Chapter 5

377 Words
That night as I cooked spaghetti for everyone Gracie watched tv with her Daddy. Her face was a tiny carbon copy of him. And I wouldn’t have it any other way. There my world sat. Giggling, smiling, talking. I look down and my hand is in the boiling pot if noodles. I jump and pull out my hand red, steaming, but I can"t feel it. It’s like mind isn’t connected to my arm. I don’t want to go back. I tip over the pot into he floor and Jim turns around at the bang. “Oh s**t honey are you ok.” He sits Gracie down on the floor and they come to check me over. We spend the rest of the night in the emergency room, treating my hand for burns. Jim fusses over it like always. He worries so much about me. The next day everything seems to flicker as I go about my routine. Not the lights, my eye sight. Like a  broken tv screen. Randomly jarring flickers, and in the darkness of these flickers are faces. Faces ofpeople in pain, people being tormented. I take more of my medicine but as usual, it doesn’t make it stop.
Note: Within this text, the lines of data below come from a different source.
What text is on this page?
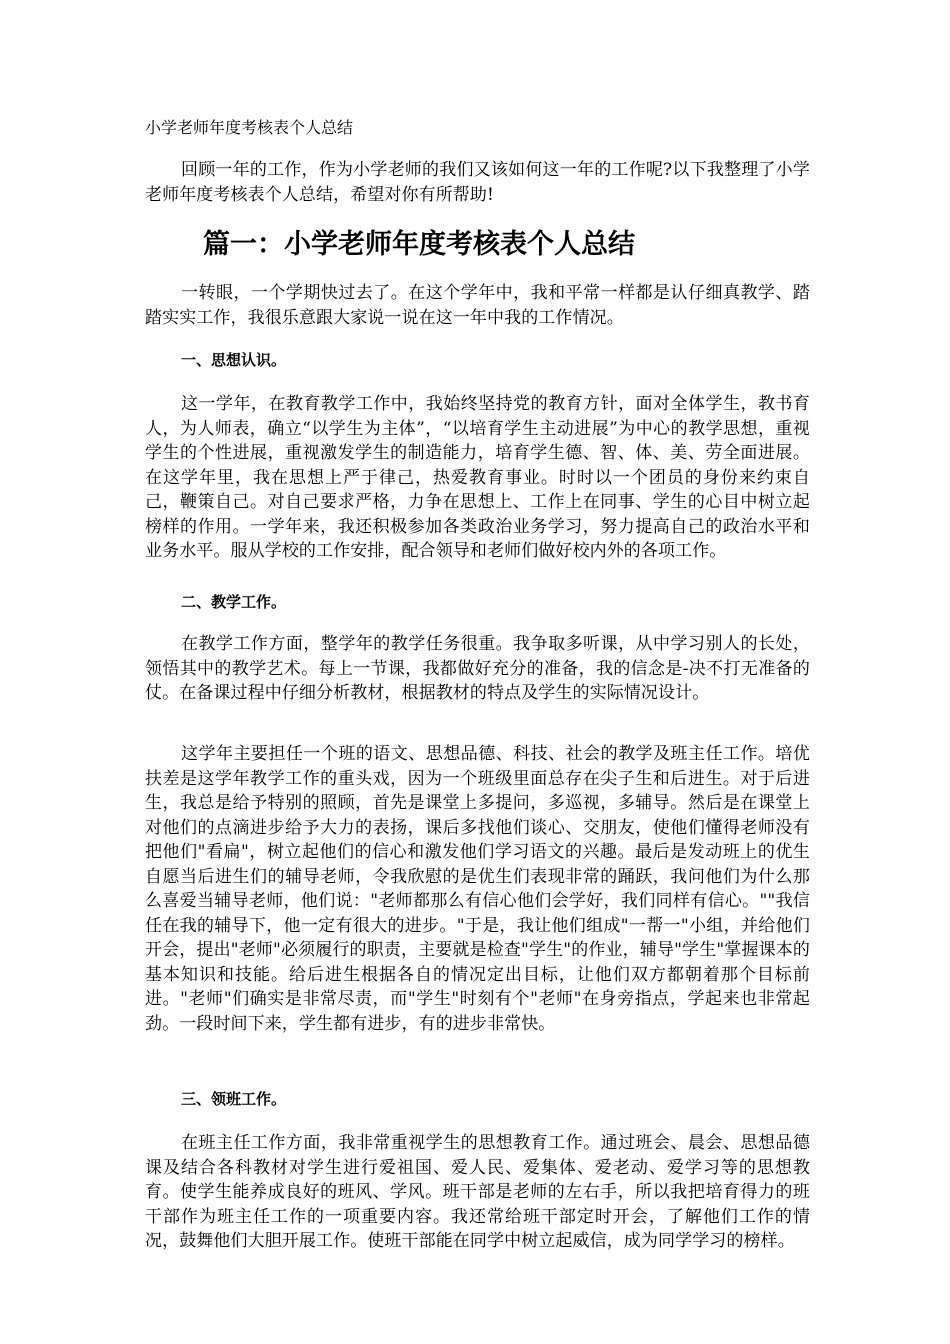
小学老师年度考核表个人总结

回顾一年的工作，作为小学老师的我们又该如何这一年的工作呢?以下我整理了小学老师年度考核表个人总结，希望对你有所帮助!

篇一：小学老师年度考核表个人总结

一转眼，一个学期快过去了。在这个学年中，我和平常一样都是认仔细真教学、踏踏实实工作，我很乐意跟大家说一说在这一年中我的工作情况。

一、思想认识。

这一学年，在教育教学工作中，我始终坚持党的教育方针，面对全体学生，教书育人，为人师表，确立“以学生为主体”，“以培育学生主动进展”为中心的教学思想，重视学生的个性进展，重视激发学生的制造能力，培育学生德、智、体、美、劳全面进展。在这学年里，我在思想上严于律己，热爱教育事业。时时以一个团员的身份来约束自己，鞭策自己。对自己要求严格，力争在思想上、工作上在同事、学生的心目中树立起榜样的作用。一学年来，我还积极参加各类政治业务学习，努力提高自己的政治水平和业务水平。服从学校的工作安排，配合领导和老师们做好校内外的各项工作。

二、教学工作。

在教学工作方面，整学年的教学任务很重。我争取多听课，从中学习别人的长处，领悟其中的教学艺术。每上一节课，我都做好充分的准备，我的信念是-决不打无准备的仗。在备课过程中仔细分析教材，根据教材的特点及学生的实际情况设计。

这学年主要担任一个班的语文、思想品德、科技、社会的教学及班主任工作。培优扶差是这学年教学工作的重头戏，因为一个班级里面总存在尖子生和后进生。对于后进生，我总是给予特别的照顾，首先是课堂上多提问，多巡视，多辅导。然后是在课堂上对他们的点滴进步给予大力的表扬，课后多找他们谈心、交朋友，使他们懂得老师没有把他们"看扁"，树立起他们的信心和激发他们学习语文的兴趣。最后是发动班上的优生自愿当后进生们的辅导老师，令我欣慰的是优生们表现非常的踊跃，我问他们为什么那么喜爱当辅导老师，他们说："老师都那么有信心他们会学好，我们同样有信心。""我信任在我的辅导下，他一定有很大的进步。"于是，我让他们组成"一帮一"小组，并给他们开会，提出"老师"必须履行的职责，主要就是检查"学生"的作业，辅导"学生"掌握课本的基本知识和技能。给后进生根据各自的情况定出目标，让他们双方都朝着那个目标前进。"老师"们确实是非常尽责，而"学生"时刻有个"老师"在身旁指点，学起来也非常起劲。一段时间下来，学生都有进步，有的进步非常快。

三、领班工作。

在班主任工作方面，我非常重视学生的思想教育工作。通过班会、晨会、思想品德课及结合各科教材对学生进行爱祖国、爱人民、爱集体、爱老动、爱学习等的思想教育。使学生能养成良好的班风、学风。班干部是老师的左右手，所以我把培育得力的班干部作为班主任工作的一项重要内容。我还常给班干部定时开会，了解他们工作的情况，鼓舞他们大胆开展工作。使班干部能在同学中树立起威信，成为同学学习的榜样。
Some things have their ways of getting though I guess. I walk around in a medicated state ofemotional blankness, with the world randomly flickering, and pretend everything is fine because I don’t want to go back. That evening I lay in the bottom of the shower crying out all of the days problems, before I have to pretend everything is ok again. Sobbing my whole body convulses. Why can’t I just be normal!? I just want my family like everyone else! And noone can help me. This is what I am. I will never have them. Gracie and Jim’s smiling faces cross my mind. How happy they would be without me. Constantly wrecking their lives with my constant melt downs! Why can’t I just be like them? Over the next few days I begin to lose chunks of time. Nightmares every time I close my eyes, and i can't shake this feeling like someone or something is coming.